16. Kapitel

373 29 6
                                    

     Meine Gedanken drohten sich zu überschlagen, während er hier noch immer vor mir stand, mit Sorge im Blick. Einmal holte er tief Luft und sah er mir dann in die Augen. Mein Herz pochte plötzlich noch wilder in meiner Brust. »Du hast mir nicht gesagt wo du hingehst. Du bist einfach gegangen und ich habe mir Sorgen gemacht. Ich habe dich überall gesucht und wollte das mit dir klären, da du offensichtlich nicht möchtest, dass ich da bin. Doch ich fand dich nicht. Zufällig fand ich Sita und fragte sie, ob sie wüsste, wo du bist. Sie meinte, dass sie auch nach Damir suchen würde, weil er auch nicht da wäre. Da ich deine Nummer nicht hatte, schrieb sie Damir an und er schrieb ihr, dass wir hier wären.
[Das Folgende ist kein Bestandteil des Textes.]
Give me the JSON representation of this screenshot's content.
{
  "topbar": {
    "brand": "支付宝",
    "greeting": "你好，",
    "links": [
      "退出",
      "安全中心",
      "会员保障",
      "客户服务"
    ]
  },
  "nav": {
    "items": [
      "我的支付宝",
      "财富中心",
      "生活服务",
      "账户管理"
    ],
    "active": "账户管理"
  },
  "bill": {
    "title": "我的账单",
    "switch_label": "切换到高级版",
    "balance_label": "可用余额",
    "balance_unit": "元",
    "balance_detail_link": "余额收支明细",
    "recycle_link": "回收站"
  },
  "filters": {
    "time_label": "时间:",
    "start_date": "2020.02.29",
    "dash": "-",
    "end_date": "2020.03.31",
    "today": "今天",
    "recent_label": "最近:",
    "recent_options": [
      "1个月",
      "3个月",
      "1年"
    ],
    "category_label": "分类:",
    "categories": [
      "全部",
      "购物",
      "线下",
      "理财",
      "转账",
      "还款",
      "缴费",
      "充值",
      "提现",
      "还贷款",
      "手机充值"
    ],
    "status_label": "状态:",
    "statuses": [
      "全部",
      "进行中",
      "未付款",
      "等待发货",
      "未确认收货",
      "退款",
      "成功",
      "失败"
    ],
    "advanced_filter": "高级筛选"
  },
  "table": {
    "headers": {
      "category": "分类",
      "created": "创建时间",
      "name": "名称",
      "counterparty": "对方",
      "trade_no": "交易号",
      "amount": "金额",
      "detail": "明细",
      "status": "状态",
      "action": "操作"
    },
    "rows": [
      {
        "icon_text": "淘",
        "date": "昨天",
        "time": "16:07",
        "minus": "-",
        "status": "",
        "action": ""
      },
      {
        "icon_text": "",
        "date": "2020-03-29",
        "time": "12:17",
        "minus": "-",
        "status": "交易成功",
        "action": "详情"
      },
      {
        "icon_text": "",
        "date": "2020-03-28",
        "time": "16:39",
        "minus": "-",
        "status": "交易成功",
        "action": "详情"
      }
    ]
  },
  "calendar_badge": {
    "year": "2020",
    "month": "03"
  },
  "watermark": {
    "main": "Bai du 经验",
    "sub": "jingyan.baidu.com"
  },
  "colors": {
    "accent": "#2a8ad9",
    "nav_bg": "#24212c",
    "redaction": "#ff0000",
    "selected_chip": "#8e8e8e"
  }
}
Dann habe ich mir ein Taxi genommen und bin hergefahren, weil ich mir Sorgen gemacht habe und weil ich das klären wollte.«
     Noch einmal holte er tief Luft und schien sich einen Moment lang sammeln zu müssen. Dann sah er mich mit plötzlicher Unsicherheit im Blick an. »Wenn du mich nicht da haben willst, dann sag es mir jetzt. Dann buche ich mir morgen einen Flieger und fliege wieder zurück.« Mein Herz krampfte, als ich die Entschlossenheit in seinem Blick sah. Er würde es tun. Er würde gehen, wenn ich ihm sagte, dass er das tun sollte. Die Wahrheit aber war, dass ich das nicht wollte. Ich wollte nicht, dass er ging.
     Gleichzeitig wollte ich, dass er ging. Gott, langsam wusste ich wohl nicht mehr, was ich wollte. Ich wusste es einfach nicht mehr. Es wäre richtig ihm zu sagen, dass er gehen sollte, doch ich konnte auch nicht vergessen, was Damir mir gesagt hatte. Denn er hatte recht. Dardan war nicht ihr Typ. Überhaupt nicht. Trotzdem kam es mir wie Verrat vor, wenn ich nur daran dachte, dass ich ihn mochte. Denn das tat ich. Es fühlte sich komisch und gleichzeitig so richtig an. Lange sah ich ihn an, ohne einen Ton von mir zu geben. Als ich länger nichts sagte, schien er das als Antwort zu deuten, denn Schmerz machte sich in seinen Augen breit.
     »Okay, gut. Ich gehe schon mal vor zum Auto un-« Ehe er weiter sprechen konnte, schlang ich meine Arme um ihn und drückte mich an ihn. Überrascht keuchte er auf, schlang aber seine Arme reflexartig um mich. »Geh nicht«, wisperte ich. Bei diesen Worten drückte er mich noch fester an sich. »Manchmal verstehe ich nicht genau, was du willst, Mika«, murmelte er in mein Haar, hielt mich aber weiterhin fest. Die Wahrheit war, dass ich oft wusste, was ich wollte, es mir aber verwehrte, um anderen nicht wehzutun. Vielleicht hatten Damir und Dardan recht. Vielleicht musste ich auch mal etwas für mich tun. Auch, wenn es andere verletzten könnte.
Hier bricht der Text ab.